Piste Cyclable Googleplex

Si Silicon Valley se trouve aux États-Unis, c’est culturellement un univers à part, centré sur lui même, avec des préoccupations que l’on trouve typiquement dans des centres urbains européens : écologie, qualité de vie, gentrification.

Ce qui est intéressant, c’est que pour un problème donné, chaque culture cherche une solution qui remet le moins en cause ses fondements, on se retrouve avec des approches parfois très différentes : voitures hybrides subventionnées et voies d’autoroutes réservées aux véhicules ayant plusieurs passagers plutôt que des transport publics efficaces.

Une des rares solutions consensuelles c’est le vélo, ce qui tendrait à indiquer que c’est réellement une bonne solution. Ainsi le campus de Google à Mountain View est à présent doté de pistes cyclables.
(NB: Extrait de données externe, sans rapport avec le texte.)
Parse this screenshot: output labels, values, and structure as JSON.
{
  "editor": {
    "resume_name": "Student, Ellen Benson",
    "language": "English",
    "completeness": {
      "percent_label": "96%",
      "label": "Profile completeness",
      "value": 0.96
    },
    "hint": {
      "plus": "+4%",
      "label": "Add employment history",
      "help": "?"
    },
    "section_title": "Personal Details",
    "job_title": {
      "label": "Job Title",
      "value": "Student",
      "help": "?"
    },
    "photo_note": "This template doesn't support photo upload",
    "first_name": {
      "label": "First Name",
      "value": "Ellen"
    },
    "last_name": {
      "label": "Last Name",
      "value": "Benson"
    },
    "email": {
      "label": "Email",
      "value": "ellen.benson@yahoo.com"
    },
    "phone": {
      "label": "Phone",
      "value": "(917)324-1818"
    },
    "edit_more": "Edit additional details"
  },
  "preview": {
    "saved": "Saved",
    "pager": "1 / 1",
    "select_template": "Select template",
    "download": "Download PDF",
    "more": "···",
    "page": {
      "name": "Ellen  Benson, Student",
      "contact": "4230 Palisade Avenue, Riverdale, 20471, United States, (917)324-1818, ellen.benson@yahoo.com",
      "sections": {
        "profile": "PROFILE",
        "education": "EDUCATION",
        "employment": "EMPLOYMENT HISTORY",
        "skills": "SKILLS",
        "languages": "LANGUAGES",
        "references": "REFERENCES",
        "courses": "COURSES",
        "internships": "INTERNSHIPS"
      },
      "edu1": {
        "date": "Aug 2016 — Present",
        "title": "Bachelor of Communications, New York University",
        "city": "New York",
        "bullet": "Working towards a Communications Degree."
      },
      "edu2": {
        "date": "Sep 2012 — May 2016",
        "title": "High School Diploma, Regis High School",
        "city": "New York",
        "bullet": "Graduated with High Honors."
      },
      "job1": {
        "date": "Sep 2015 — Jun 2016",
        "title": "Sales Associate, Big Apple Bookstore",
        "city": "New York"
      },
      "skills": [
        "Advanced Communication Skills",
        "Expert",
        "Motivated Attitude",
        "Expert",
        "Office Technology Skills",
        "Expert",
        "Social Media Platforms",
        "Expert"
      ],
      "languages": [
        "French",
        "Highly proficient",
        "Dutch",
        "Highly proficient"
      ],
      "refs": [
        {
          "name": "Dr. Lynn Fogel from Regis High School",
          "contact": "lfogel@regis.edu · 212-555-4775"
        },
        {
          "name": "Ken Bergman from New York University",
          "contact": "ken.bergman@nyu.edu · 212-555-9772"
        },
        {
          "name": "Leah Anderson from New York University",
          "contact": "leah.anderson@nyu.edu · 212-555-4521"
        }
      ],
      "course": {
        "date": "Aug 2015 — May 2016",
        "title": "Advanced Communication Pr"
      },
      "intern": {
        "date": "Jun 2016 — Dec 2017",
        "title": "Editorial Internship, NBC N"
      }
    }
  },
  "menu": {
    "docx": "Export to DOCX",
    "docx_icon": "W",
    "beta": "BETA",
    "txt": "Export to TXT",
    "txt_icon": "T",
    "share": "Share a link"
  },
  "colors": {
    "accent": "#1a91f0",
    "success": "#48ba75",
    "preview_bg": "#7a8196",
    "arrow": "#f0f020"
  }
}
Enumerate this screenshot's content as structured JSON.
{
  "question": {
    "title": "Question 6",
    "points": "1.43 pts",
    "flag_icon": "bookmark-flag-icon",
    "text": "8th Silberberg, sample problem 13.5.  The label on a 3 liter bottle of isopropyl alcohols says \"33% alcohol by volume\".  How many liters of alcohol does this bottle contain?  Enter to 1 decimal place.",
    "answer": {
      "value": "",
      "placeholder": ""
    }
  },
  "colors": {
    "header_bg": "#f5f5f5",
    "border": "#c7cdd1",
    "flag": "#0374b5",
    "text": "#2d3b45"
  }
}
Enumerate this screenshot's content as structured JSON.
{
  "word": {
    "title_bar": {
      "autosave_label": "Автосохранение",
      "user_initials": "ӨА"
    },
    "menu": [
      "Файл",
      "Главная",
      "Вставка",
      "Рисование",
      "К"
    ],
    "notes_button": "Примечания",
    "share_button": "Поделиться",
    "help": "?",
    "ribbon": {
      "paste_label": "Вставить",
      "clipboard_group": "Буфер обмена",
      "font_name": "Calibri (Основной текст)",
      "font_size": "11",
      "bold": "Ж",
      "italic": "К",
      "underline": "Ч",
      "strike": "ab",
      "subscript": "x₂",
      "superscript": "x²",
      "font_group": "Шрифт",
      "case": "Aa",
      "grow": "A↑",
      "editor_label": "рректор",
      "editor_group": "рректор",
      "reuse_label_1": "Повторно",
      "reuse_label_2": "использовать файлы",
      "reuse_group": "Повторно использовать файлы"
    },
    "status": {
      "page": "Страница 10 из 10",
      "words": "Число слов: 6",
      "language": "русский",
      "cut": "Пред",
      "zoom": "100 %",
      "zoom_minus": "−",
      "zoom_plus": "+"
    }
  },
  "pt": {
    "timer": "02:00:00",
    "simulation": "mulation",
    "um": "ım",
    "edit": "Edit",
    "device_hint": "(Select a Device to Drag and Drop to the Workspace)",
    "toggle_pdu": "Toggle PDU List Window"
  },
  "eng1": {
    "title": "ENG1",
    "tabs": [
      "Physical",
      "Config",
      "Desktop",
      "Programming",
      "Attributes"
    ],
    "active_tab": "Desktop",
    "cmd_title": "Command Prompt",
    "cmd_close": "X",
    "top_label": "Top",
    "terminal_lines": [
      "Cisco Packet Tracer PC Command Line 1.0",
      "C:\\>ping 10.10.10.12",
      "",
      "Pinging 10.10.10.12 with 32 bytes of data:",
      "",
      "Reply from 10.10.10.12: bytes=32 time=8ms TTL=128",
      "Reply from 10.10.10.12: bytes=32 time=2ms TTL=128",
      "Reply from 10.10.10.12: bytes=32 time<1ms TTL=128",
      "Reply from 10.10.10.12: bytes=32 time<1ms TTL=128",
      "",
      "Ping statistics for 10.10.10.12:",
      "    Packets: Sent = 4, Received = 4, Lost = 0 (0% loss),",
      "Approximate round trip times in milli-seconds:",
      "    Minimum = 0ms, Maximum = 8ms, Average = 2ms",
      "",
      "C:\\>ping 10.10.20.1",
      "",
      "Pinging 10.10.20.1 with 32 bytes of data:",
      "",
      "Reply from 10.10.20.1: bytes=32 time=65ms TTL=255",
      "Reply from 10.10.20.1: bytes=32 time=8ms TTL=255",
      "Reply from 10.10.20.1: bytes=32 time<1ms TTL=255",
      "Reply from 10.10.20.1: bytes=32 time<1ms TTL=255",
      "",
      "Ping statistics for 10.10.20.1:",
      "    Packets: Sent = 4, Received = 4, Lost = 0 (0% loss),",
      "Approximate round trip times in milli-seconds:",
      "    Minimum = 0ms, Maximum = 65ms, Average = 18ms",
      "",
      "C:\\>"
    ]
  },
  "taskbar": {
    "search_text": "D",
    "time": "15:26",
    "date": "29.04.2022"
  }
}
J’aime bien l’idée d’avoir des zones de couleurs différentes pour les piétons (rouille) et les cyclistes (gris), sans lignes et marques à l’aspect policier.

Comparer cette petite route aux rubans étroits que l’on trouve à Zürich revient à comparer une robe à traine à une mini-jupe. J’apprécierais certainement des pistes cyclables plus larges, mais d’un autre côté, ces pistes ont remplacé de la verdure.

Le réel problème pour les cyclistes ici ce n’est pas le climat, qui est fort tempéré, mais les distances : Silicon Valley n’est pas très dense, étant principalement un tissu sub-urbain – hors cette abondance d’espace est considéré comme un acquis social et donc difficile à remettre en cause, lorsque le principe n’est pas entériné dans les lois sur les bâtiments.